One thing I do like is that I can ride in way sub-zero temps with a pair of light liner gloves on. But maybe that is the same for all decent pogies.


----------



## Scott O (Aug 5, 2004)

Anyone tried out the cheap pogies available on amazon? And how do I translate mtbr threads from celcius to farenheight?


----------



## Hurricane Jeff (Jan 1, 2006)

"And how do I translate mtbr threads from celcius to farenheight?"

Celsius temp x2 +30 = Fahrenheit roughly


----------



## Rockadile (Jun 27, 2005)

Scott O said:


> Anyone tried out the cheap pogies available on amazon? And how do I translate mtbr threads from celcius to farenheight?


Yep. I got a set of the neoprene pogies for my bike and my son's bike. We don't do extreme low temp riding but these have been good for us down to near zero with warm gloves. In 20-30s I am using them without gloves or with thin liners.


----------



## TroutBum (Feb 16, 2004)

Scott O said:


> Anyone tried out the cheap pogies available on amazon? ...<snip>..
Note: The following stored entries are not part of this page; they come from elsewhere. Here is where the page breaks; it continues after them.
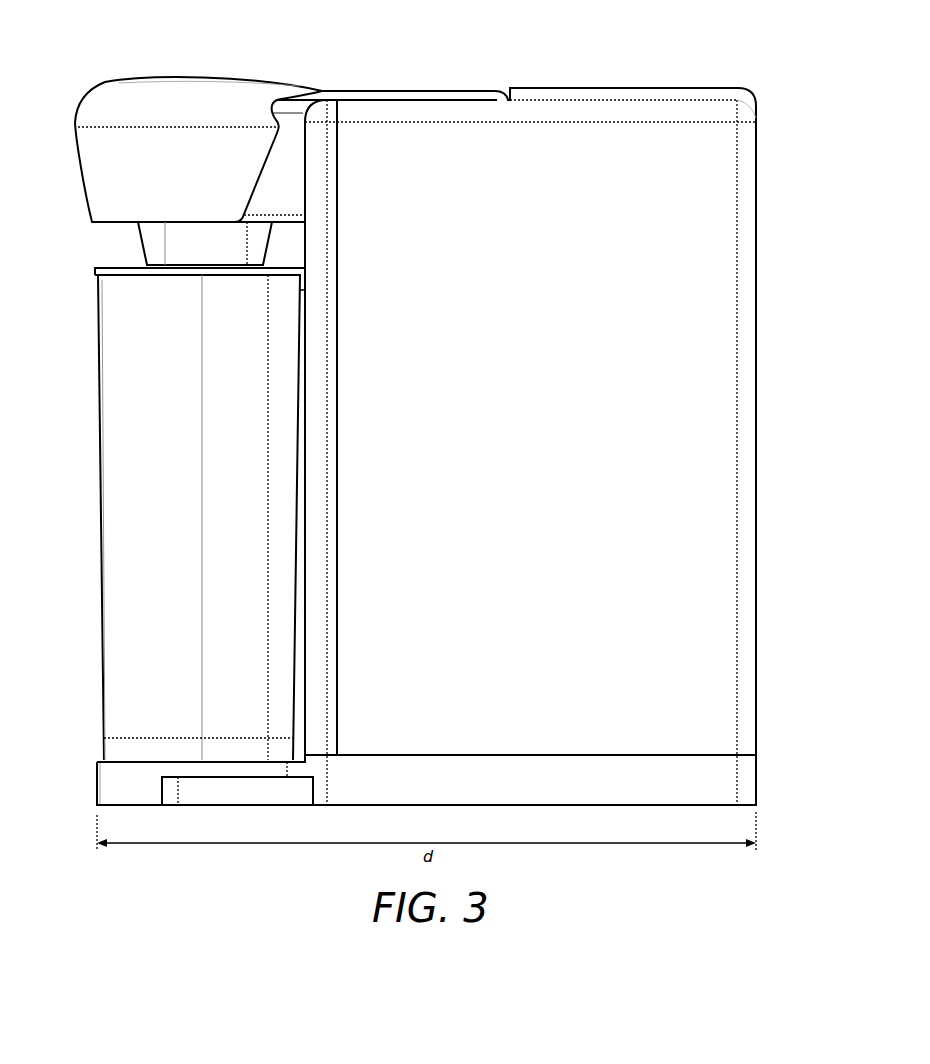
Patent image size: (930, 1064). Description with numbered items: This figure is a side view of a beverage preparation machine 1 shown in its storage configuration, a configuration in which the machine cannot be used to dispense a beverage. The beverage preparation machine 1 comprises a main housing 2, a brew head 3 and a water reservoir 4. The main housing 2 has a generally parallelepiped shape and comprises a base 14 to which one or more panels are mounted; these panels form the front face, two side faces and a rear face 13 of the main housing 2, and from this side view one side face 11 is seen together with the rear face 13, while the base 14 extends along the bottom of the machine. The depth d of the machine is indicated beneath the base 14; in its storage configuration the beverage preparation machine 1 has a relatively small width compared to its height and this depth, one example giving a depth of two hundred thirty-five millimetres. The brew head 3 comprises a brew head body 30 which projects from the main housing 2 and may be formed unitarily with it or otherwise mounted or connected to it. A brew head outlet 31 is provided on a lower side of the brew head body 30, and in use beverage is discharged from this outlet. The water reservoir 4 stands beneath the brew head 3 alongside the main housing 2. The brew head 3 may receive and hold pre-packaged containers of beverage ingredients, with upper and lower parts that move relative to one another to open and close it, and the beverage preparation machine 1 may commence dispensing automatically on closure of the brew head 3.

The beverage preparation machine 1 is at (755, 66).
The main housing 2 is at (719, 405).
The brew head 3 is at (72, 170).
The water reservoir 4 is at (90, 535).
The side face 11 is at (712, 258).
The rear face 13 is at (763, 162).
The base 14 is at (712, 780).
The brew head body 30 is at (88, 103).
The brew head outlet 31 is at (148, 247).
Late to the party, but these were one of the better sub $20 purchases I've made in a long time. Last few rides have been around 20F with rag wool gloves & perfectly comfortable. Pre-pogies, I was never able to find the right glove situation... either frozen numb painful fingertips (windchill) or monster truck gloves that sweated out & were iffy on the controls.


----------



## prlundberg (May 7, 2004)

I haven't had them in real cold weather yet, but I am liking my Specialized Insulators so far. For $60 I can't complain. Their main downside is that there are no vents, but that hasn't been an issue for me. Cobrafists are up to $150 now, they look nice but that's hard to justify for what they are.


----------



## HerrKaLeu (Aug 18, 2017)

TroutBum said:


> Late to the party, but these were one of the better sub $20 purchases I've made in a long time. Last few rides have been around 20F with rag wool gloves & perfectly comfortable. Pre-pogies, I was never able to find the right glove situation... either frozen numb painful fingertips (windchill) or monster truck gloves that sweated out & were iffy on the controls.


Do those Odier have some attachment of the pogie to the outside of the handlebar? I have a different $20 pair of pogies. the problem with those is, the pogie slides off and exposes most of my hands. the expensive pogies have some sort of bar-end attachment that keeps them on straight.


----------



## TroutBum (Feb 16, 2004)

HerrKaLeu said:


> Do those Odier have some attachment of the pogie to the outside of the handlebar?


Nope. There are two small velcro straps on the stem side that close the opening & also seem to keep them in place. I believe the orientation of cables on my rig do provide a bit of tension (downward pressure) to further hold them in position. The pogies have not moved at all after numerous rides.


----------



## HerrKaLeu (Aug 18, 2017)

TroutBum said:


> Nope. There are two small velcro straps on the stem side that close the opening & also seem to keep them in place. I believe the orientation of cables on my rig do provide a bit of tension (downward pressure) to further hold them in position. The pogies have not moved at all after numerous rides.


Thanks. I give those a try before I move on to the ones that cost a kidney. I should be fine temperature-wise as long as they don't expose half my loves during a ride like my current ones.


----------



## connolm (Sep 12, 2009)

I got cheap ones on Amazon from RockBros. They are exactly like the Odier pictured above. Usually at that temp, I use a two glove system with hand warmers (Hot Hands air activated disposables). I'm new to pogies and was blown away at how effective they are. I rode in 32F (0 C) for 2.5 hours with just a regular cycling glove (no thermal protection). My hands actually got warm and sweaty.

They stay in place based on the velcro strips and the cable routing as indicated above.

I commute ALL year and have had problems with cold hands in 5-10F (~-15C). I can't wait to see how these do at those temperatures.


----------



## Rockadile (Jun 27, 2005)

I agree with @TroutBum and @connolm. I've got the RockBros on my bike and the Odier on my sons bike. I, too, was surprised at how well they work since they are not nearly as insulated as the much more expensive options. We've had no problems with movement. In the 30s, I wither go gloveless or wear a thin liner. When it gets towards zero, I move up to more winter-type cycling gloves.


----------



## rmac (Oct 26, 2004)

I picked up a pair of the RockBros based on recommendations here and I am impressed with them. For context I have been using ones I sewed (badly) myself from several years ago and the RockBros are significantly better and well worth the price. I do have one problem though. My dropper cable mount (Lev) pushes the cable out from the handle bar (as opposed to along the handle bar like the brake and gear cables. This means I cannot get the pogie on very far down the handle bar without risking damaging the cable and attachment and it also means I cannot seal the end of the pogie very well (my left hand (dropper side) gets cold-numb on longer rides while my right stays toasty). I don't see a way to redirect the cable and am considering cutting the pogie to allow the cable to stay as it is and adding velcro across the 'cuts' to close it up around the cable. Has anyone else found a good way of addressing this?


----------